Testemunhas relatam pânico, fumaça densa e pessoas tentando escapar pela escuridão, enquanto equipes de resgate atuavam na madrugada, tentando socorrer feridos e retirar corpos do local.
As informações sobre vítimas, feridos e possíveis causas foram divulgadas pelas autoridades locais e pela imprensa internacional, conforme informação divulgada pelo g1.
Como ocorreu o incêndio
Por volta da 1h30 do dia 1º, fumaça já aparecia saindo do local, no centro da estação de esqui, segundos antes de uma testemunha alertar a polícia do cantão de Valais.
O bar, de dois pavimentos, teve o subsolo consumido pelas chamas, e a fumaça tomou todo o espaço, inclusive o andar superior. Muitos jovens desorientados pela fumaça e pelo medo ficaram presos tentando sair pela porta de acesso.
O fogo matou cerca de 40 pessoas, segundo o chefe da polícia de Valais, Frédéric Gisler, e feriu 119, dos quais pelo menos 80 se encontram em estado crítico, acrescentou o presidente do cantão, Mathias Reynard, em comunicados oficiais.
Relatos de testemunhas
Testemunhas contaram cenas de pavor e socorro improvisado. Elliot Alvarez, morador de Crans-Montana, disse à AFP, “Estávamos no bar Monkey’s, bem ao lado, e dez minutos antes tínhamos passado em frente ao Le Constellation”, lembrando o momento em que recebeu uma ligação de emergência.

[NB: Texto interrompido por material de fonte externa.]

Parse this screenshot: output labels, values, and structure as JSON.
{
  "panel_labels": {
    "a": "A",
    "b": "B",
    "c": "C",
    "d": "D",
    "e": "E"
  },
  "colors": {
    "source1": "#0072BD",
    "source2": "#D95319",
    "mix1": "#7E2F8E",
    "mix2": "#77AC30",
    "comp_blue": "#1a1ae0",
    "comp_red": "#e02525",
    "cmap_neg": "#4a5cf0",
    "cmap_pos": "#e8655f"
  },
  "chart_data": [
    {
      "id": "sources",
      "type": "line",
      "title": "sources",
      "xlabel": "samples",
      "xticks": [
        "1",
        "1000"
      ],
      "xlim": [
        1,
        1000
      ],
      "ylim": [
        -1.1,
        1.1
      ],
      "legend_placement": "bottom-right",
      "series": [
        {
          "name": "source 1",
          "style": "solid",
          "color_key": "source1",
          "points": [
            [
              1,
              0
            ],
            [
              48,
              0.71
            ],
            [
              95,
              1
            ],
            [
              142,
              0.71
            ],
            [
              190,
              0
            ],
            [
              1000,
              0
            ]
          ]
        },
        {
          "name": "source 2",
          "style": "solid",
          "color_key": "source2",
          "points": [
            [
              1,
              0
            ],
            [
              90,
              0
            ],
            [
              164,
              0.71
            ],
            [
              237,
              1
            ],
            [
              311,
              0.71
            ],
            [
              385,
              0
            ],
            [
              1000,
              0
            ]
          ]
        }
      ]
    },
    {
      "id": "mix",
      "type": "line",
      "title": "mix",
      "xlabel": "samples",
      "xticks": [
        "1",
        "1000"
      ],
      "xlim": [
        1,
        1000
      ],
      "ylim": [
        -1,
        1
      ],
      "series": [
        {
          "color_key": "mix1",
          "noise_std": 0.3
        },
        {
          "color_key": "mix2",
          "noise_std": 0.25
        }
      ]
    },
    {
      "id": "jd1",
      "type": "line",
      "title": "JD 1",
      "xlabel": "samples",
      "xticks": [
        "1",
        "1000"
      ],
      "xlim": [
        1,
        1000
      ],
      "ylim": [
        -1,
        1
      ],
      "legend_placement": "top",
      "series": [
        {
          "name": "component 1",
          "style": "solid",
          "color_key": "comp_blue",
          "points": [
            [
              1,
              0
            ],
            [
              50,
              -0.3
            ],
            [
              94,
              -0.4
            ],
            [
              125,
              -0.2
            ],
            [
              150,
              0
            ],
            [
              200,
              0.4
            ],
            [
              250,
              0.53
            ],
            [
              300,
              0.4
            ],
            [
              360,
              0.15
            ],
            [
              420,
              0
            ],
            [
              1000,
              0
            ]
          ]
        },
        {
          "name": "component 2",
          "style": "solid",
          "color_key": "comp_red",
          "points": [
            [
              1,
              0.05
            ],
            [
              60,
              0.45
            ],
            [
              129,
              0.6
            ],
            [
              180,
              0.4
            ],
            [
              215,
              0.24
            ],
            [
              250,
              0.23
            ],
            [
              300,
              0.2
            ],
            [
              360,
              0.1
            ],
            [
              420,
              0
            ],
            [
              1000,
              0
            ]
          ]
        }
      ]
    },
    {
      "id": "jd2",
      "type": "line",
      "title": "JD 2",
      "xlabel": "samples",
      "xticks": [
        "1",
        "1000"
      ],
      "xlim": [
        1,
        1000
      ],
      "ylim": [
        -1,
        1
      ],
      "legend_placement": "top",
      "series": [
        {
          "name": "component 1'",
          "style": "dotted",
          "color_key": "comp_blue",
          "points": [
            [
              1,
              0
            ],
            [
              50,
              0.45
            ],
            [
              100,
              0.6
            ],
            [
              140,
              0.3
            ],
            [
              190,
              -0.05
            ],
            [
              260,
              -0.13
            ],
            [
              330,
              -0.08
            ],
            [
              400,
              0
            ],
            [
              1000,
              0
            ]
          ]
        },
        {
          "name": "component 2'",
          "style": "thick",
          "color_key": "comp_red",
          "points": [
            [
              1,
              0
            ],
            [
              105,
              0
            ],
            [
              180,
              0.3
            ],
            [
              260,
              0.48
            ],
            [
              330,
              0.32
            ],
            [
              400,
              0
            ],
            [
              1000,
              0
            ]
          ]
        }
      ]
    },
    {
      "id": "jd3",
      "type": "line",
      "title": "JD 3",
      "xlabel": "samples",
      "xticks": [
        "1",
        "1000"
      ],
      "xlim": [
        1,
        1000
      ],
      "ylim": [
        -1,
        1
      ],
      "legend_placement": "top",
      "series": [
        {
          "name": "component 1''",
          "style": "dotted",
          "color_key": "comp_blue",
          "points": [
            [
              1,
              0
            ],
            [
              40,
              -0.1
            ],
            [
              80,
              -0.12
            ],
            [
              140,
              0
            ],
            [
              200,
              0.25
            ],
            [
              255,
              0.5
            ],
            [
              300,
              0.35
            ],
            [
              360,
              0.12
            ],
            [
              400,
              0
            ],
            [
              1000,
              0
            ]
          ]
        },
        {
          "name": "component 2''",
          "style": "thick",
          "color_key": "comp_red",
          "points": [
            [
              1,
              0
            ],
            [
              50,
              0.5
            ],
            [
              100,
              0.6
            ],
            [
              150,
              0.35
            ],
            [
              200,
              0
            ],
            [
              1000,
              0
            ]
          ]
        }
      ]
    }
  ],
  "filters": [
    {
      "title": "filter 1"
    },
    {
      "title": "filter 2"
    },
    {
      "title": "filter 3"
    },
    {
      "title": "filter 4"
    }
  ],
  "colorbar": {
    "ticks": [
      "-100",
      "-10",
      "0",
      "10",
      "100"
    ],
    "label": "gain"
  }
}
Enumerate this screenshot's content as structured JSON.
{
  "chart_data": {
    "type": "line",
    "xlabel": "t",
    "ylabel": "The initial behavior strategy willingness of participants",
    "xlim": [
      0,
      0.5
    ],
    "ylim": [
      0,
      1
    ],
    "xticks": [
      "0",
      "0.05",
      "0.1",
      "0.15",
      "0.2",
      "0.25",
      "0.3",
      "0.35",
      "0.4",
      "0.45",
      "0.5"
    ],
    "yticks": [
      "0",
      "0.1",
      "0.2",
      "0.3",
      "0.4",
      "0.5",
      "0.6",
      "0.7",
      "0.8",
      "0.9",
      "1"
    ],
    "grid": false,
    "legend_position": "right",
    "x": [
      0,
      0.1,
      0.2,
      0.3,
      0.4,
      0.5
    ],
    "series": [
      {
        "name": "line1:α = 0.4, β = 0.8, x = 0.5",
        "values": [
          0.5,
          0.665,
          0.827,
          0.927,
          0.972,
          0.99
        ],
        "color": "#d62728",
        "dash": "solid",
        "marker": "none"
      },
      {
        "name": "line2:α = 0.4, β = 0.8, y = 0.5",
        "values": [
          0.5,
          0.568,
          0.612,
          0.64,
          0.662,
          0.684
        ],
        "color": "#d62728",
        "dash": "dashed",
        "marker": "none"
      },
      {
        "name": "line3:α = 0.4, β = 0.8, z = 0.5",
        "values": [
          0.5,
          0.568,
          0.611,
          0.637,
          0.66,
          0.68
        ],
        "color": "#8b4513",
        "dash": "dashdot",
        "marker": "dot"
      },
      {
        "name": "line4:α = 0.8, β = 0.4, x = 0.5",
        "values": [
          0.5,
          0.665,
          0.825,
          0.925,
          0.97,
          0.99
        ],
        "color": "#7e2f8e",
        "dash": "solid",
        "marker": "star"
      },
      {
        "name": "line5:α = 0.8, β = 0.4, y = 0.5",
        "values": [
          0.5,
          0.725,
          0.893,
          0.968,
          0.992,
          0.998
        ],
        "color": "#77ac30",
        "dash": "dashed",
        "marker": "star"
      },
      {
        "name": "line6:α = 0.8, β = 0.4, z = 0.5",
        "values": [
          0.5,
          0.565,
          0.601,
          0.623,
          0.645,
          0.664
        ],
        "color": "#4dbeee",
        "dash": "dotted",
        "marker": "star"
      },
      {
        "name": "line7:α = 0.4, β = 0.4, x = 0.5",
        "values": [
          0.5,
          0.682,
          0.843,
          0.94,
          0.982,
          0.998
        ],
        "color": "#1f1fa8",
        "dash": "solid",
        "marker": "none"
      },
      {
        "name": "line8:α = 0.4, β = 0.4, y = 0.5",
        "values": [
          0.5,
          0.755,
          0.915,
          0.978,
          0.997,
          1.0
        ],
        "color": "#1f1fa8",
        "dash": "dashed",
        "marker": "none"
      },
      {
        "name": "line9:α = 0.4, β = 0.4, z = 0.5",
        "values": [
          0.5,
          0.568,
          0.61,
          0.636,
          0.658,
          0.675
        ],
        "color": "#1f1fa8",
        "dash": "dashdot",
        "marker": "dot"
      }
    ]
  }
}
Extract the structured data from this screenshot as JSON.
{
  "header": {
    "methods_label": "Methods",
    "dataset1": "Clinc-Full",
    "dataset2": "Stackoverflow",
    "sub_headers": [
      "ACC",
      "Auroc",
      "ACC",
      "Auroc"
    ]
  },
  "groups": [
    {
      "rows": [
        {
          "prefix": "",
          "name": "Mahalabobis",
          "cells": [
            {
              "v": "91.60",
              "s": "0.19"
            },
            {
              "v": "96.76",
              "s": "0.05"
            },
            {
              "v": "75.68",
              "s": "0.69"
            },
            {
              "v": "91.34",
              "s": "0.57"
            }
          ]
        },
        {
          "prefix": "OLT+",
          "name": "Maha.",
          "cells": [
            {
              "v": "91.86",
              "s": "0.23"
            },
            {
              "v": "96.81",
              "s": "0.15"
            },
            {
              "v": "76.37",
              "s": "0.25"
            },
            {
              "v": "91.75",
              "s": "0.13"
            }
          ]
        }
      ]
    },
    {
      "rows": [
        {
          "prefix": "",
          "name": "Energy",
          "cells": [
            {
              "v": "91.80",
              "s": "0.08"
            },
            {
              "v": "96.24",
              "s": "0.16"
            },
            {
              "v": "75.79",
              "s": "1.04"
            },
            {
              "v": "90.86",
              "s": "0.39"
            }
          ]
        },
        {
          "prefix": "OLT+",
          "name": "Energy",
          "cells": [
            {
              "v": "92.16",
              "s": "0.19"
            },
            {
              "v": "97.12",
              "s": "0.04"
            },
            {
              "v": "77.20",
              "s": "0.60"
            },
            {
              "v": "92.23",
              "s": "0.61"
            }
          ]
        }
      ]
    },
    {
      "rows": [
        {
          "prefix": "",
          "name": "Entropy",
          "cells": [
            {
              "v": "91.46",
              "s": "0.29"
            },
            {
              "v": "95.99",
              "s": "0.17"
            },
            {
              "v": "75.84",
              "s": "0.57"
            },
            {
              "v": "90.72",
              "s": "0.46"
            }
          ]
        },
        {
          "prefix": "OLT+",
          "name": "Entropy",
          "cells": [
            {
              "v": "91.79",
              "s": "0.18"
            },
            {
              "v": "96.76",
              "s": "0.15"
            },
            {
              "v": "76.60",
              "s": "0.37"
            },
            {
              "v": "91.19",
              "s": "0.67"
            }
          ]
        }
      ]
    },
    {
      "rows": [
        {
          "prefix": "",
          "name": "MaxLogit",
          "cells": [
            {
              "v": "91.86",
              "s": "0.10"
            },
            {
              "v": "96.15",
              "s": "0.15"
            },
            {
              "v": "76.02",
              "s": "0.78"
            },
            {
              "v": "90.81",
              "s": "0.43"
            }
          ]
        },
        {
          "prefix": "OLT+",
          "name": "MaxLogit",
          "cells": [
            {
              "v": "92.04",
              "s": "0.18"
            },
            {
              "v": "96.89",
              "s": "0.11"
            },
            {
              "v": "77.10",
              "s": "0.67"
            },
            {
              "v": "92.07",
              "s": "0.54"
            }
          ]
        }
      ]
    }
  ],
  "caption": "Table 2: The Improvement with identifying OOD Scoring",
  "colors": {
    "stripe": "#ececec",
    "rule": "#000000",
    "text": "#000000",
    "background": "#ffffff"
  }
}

Nathan, que já havia frequentado o bar, resumiu a cena, “Pediam ajuda, gritavam”. Outro jovem, Adrien, publicou no TikTok, “Vi pessoas saindo quebrando as vidraças com cadeiras. As pessoas saíam muito mal, ensaguentadas, com a roupa destroçada, colada ao corpo, foi uma catástrofe”.
Léandre, que estava do lado de fora, disse ao jornal Blick que era uma cena “muito triste”, e que havia “pessoas carbonizadas, que tentamos ajudar ao máximo… Tentaram cobri-las, pois já estavam sem roupas”.
O turista belga Edmond Cocquyt relatou ter visto alguns corpos “cobertos com um lençol branco” e “gente jovem totalmente queimada, que continuava viva… Gritando de dor”.
Resgate e atendimento
Os bombeiros controlaram rapidamente a situação e estabeleceram um perímetro de segurança. Os feridos foram distribuídos entre vários hospitais na Suíça e alguns foram levados para a França e a Itália.
Na frente do hospital de Milão, Umberto Marcucci disse aos jornalistas, “Meu filho está ferido, mas está bem, está vivo”. Ele afirmou que Manfredi, um dos quatro italianos atendidos no local, tinha “queimaduras em 30% ou 40% do corpo” após escapar do incêndio.
Investigação e causa provável
A promotora do cantão suíço de Valais, Béatrice Pilloud, afirmou em coletiva, “Tudo indica que o fogo se originou por causa de sinalizadores ou velas pirotécnicas colocadas sobre garrafas de champanhe, que chegaram demais do teto. Isso provocou um incêndio rápido, muito rápido e generalizado”.
Relatos e vídeos publicados nas redes sociais mostram um espetáculo com velas no topo de garrafas de champanhe, prática apontada por frequentadores como comum no estabelecimento, frequentado principalmente por público jovem.
As imagens e depoimentos reforçam a necessidade de apuração sobre segurança do local e eventuais falhas na prevenção e no controle do público durante eventos, com autoridades locais prometendo investigação completa.
Esta reportagem reúne depoimentos de testemunhas e dados divulgados por autoridades locais, conforme informação divulgada pelo g1.